Note: your recovered filed must contain only the requested data recovered. If it contains less or more than
that, it will not be judged as correct.
(Optional) Part 4
The following sub-parts are not worth any marks and will not be graded. However, if you pass the tests for
this part, you will be awarded the specified number of COMP310COIN. Coins will be awarded upon submission if
the relevant test(s) are passed.
Note: For those working with a partner, you will split the coins with your partner. However, your leaderboard
score will appear as if you had each obtained the full amount.

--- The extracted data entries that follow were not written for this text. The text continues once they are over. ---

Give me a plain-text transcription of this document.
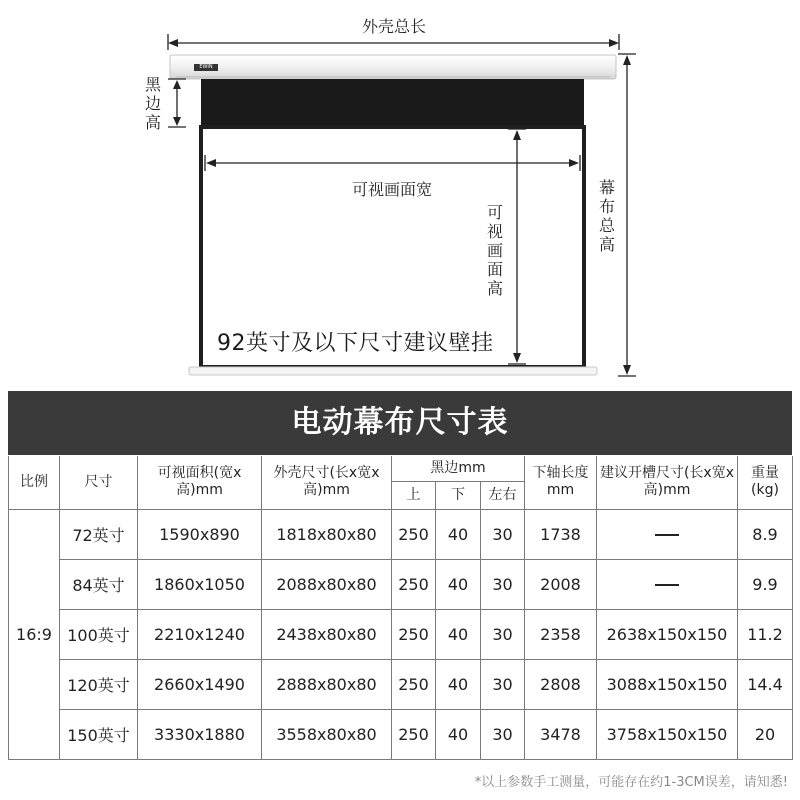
EWIN
外壳总长
黑边高
可视画面宽
可视画面高
幕布总高
92英寸及以下尺寸建议壁挂
电动幕布尺寸表
比例	尺寸	可视面积(宽x高)mm	外壳尺寸(长x宽x高)mm	黑边mm			下轴长度mm	建议开槽尺寸(长x宽x高)mm	重量(kg)
				上	下	左右			
16:9	72英寸	1590x890	1818x80x80	250	40	30	1738		8.9
	84英寸	1860x1050	2088x80x80	250	40	30	2008		9.9
	100英寸	2210x1240	2438x80x80	250	40	30	2358	2638x150x150	11.2
	120英寸	2660x1490	2888x80x80	250	40	30	2808	3088x150x150	14.4
	150英寸	3330x1880	3558x80x80	250	40	30	3478	3758x150x150	20
*以上参数手工测量，可能存在约1-3CM误差，请知悉!
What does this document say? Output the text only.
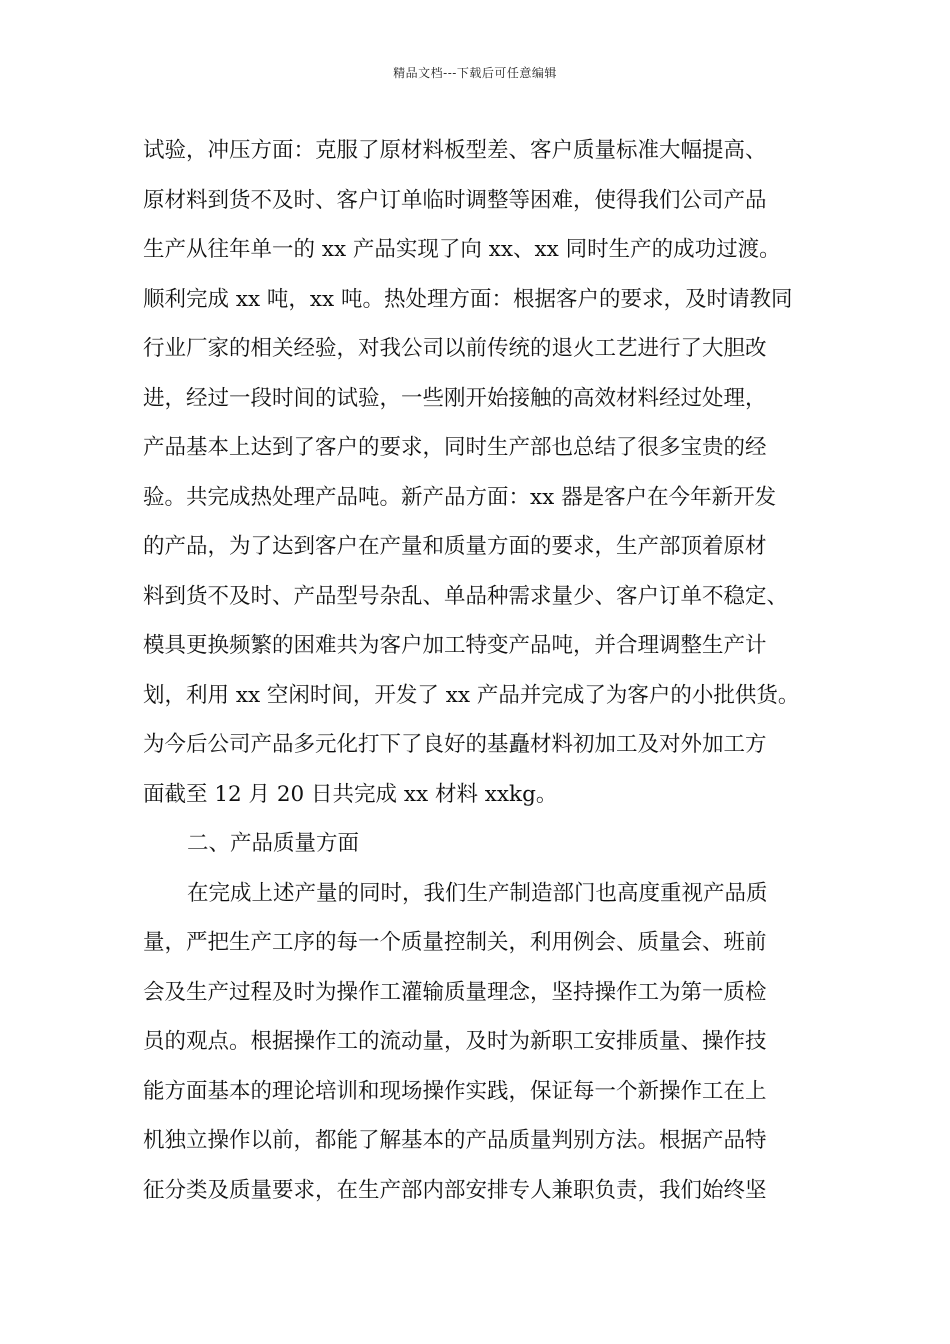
精品文档---下载后可任意编辑
试验，冲压方面：克服了原材料板型差、客户质量标准大幅提高、
原材料到货不及时、客户订单临时调整等困难，使得我们公司产品
生产从往年单一的 xx 产品实现了向 xx、xx 同时生产的成功过渡。
顺利完成 xx 吨，xx 吨。热处理方面：根据客户的要求，及时请教同
行业厂家的相关经验，对我公司以前传统的退火工艺进行了大胆改
进，经过一段时间的试验，一些刚开始接触的高效材料经过处理，
产品基本上达到了客户的要求，同时生产部也总结了很多宝贵的经
验。共完成热处理产品吨。新产品方面：xx 器是客户在今年新开发
的产品，为了达到客户在产量和质量方面的要求，生产部顶着原材
料到货不及时、产品型号杂乱、单品种需求量少、客户订单不稳定、
模具更换频繁的困难共为客户加工特变产品吨，并合理调整生产计
划，利用 xx 空闲时间，开发了 xx 产品并完成了为客户的小批供货。
为今后公司产品多元化打下了良好的基矗材料初加工及对外加工方
面截至 12 月 20 日共完成 xx 材料 xxkg。
二、产品质量方面
在完成上述产量的同时，我们生产制造部门也高度重视产品质
量，严把生产工序的每一个质量控制关，利用例会、质量会、班前
会及生产过程及时为操作工灌输质量理念，坚持操作工为第一质检
员的观点。根据操作工的流动量，及时为新职工安排质量、操作技
能方面基本的理论培训和现场操作实践，保证每一个新操作工在上
机独立操作以前，都能了解基本的产品质量判别方法。根据产品特
征分类及质量要求，在生产部内部安排专人兼职负责，我们始终坚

500 coins Recover more hidden data from the hard drive file beyond the points mentioned in part 3 above. You
will need to implement a routine for flag 3. Store the recovered data in a file recovered3.txt. We do
not say where the data may be hidden.
500 coins Recover more hidden data from the hard drive file beyond the points mentioned in part 3 above. You
will need to implement a routine for flag 4. Store the recovered data in a file recovered4.txt. We do
not say where the data may be hidden.
500 coins Recover more hidden data from the hard drive file beyond the points mentioned in part 3 above. You
will need to implement a routine for flag 5. Store the recovered data in a file recovered5.txt. We do
not say where the data may be hidden.
500+ coins Extend the capacity of the disk image without making the disk image file larger. We provide a 1MB
blank disk image with this assignment. Here we ask you to update the filesystem code so that it can
store more files than in the initial implementation. Some possibilities here are compression or sharing
sectors that multiple files have in common; or looking for unused parts of the disk image in the current
implementation and finding out why they are unused (you can check where empty space may be by
using a hex-editor, e.g., http://hexfiend.com for Mac, on a disk image filled to capacity). The more
amount of data that can be stored, the more coins you will receive (in fixed increments).
1000 coins Implement the shell commands cd and mkdir which should operate on the shell’s hard drive (not your
real hard drive). The other file commands (create, read, write, etc.) should all be modified to look
for the file in the current working directory instead of the root directory.
README
Finally, add a README.md file into the same folder as your code files. In this file, state your name(s) and
McGill ID(s), any comments you would like the TA to see, and whether you have implemented any optional
parts, and if so, which parts, so that the TA will know to check for this.